Gli ampi passaggi dello studio degli uffici del Parlamento italiano, che riguardano i ticket, confermano la situazione di allarme. L’Upb spiega che per molte prestazioni l’aumento delle compartecipazioni ha «reso conveniente optare per il settore privato ». Del resto il rincaro c’è stato ed è evidente: i ticket sono aumentati del 33 per cento tra il 2010 e il 2014. Se si guarda alla sola spesa per ticket farmaceutici l’aumento è stato del 50 per cento, mentre sulla specialista ambulatoriale, a seguito del superticket da 10 euro per ricetta, è salito al 19 per cento nel biennio 2001-2012.
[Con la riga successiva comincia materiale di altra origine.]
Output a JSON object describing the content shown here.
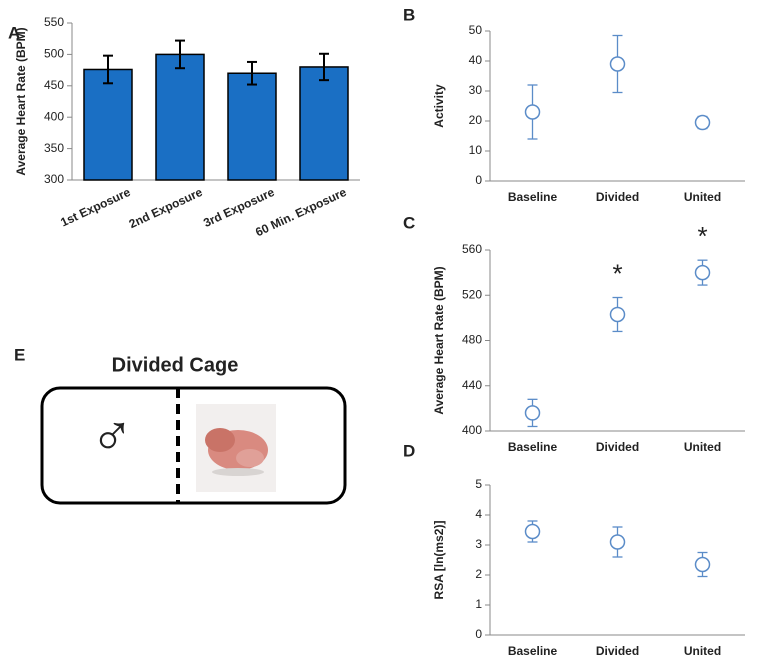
{
  "chart_data": [
    {
      "type": "bar",
      "panel": "A",
      "ylabel": "Average Heart Rate (BPM)",
      "categories": [
        "1st Exposure",
        "2nd Exposure",
        "3rd Exposure",
        "60 Min. Exposure"
      ],
      "values": [
        476,
        500,
        470,
        480
      ],
      "errors": [
        22,
        22,
        18,
        21
      ],
      "color": "#1a6fc4",
      "ylim": [
        300,
        550
      ],
      "yticks": [
        300,
        350,
        400,
        450,
        500,
        550
      ]
    },
    {
      "type": "point",
      "panel": "B",
      "ylabel": "Activity",
      "categories": [
        "Baseline",
        "Divided",
        "United"
      ],
      "values": [
        23,
        39,
        19.5
      ],
      "errors": [
        9,
        9.5,
        2
      ],
      "color": "#5b8cc8",
      "ylim": [
        0,
        50
      ],
      "yticks": [
        0,
        10,
        20,
        30,
        40,
        50
      ]
    },
    {
      "type": "point",
      "panel": "C",
      "ylabel": "Average Heart Rate (BPM)",
      "categories": [
        "Baseline",
        "Divided",
        "United"
      ],
      "values": [
        416,
        503,
        540
      ],
      "errors": [
        12,
        15,
        11
      ],
      "color": "#5b8cc8",
      "significance": [
        null,
        "*",
        "*"
      ],
      "ylim": [
        400,
        560
      ],
      "yticks": [
        400,
        440,
        480,
        520,
        560
      ]
    },
    {
      "type": "point",
      "panel": "D",
      "ylabel": "RSA [ln(ms2)]",
      "categories": [
        "Baseline",
        "Divided",
        "United"
      ],
      "values": [
        3.45,
        3.1,
        2.35
      ],
      "errors": [
        0.35,
        0.5,
        0.4
      ],
      "color": "#5b8cc8",
      "ylim": [
        0,
        5
      ],
      "yticks": [
        0,
        1,
        2,
        3,
        4,
        5
      ]
    }
  ],
  "diagram": {
    "panel": "E",
    "title": "Divided Cage",
    "symbol": "♂"
  }
}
Tagliare ulteriormente e in modo indiscriminato può portare conseguenze disastrose, se non si interviene sull’obiettivo principale: gli sprechi che, come segnala opportunamente l’Ocse, non a caso citata nel rapporto Upb. Basta guardare alla spesa per beni e servizi, prodotti farmaceutici compresi, che è l’unica a continuare a correre. La spending review dovrà servire anche per reindirizzare verso i servizi quello che oggi ingrassa spesso rendita e malcostume.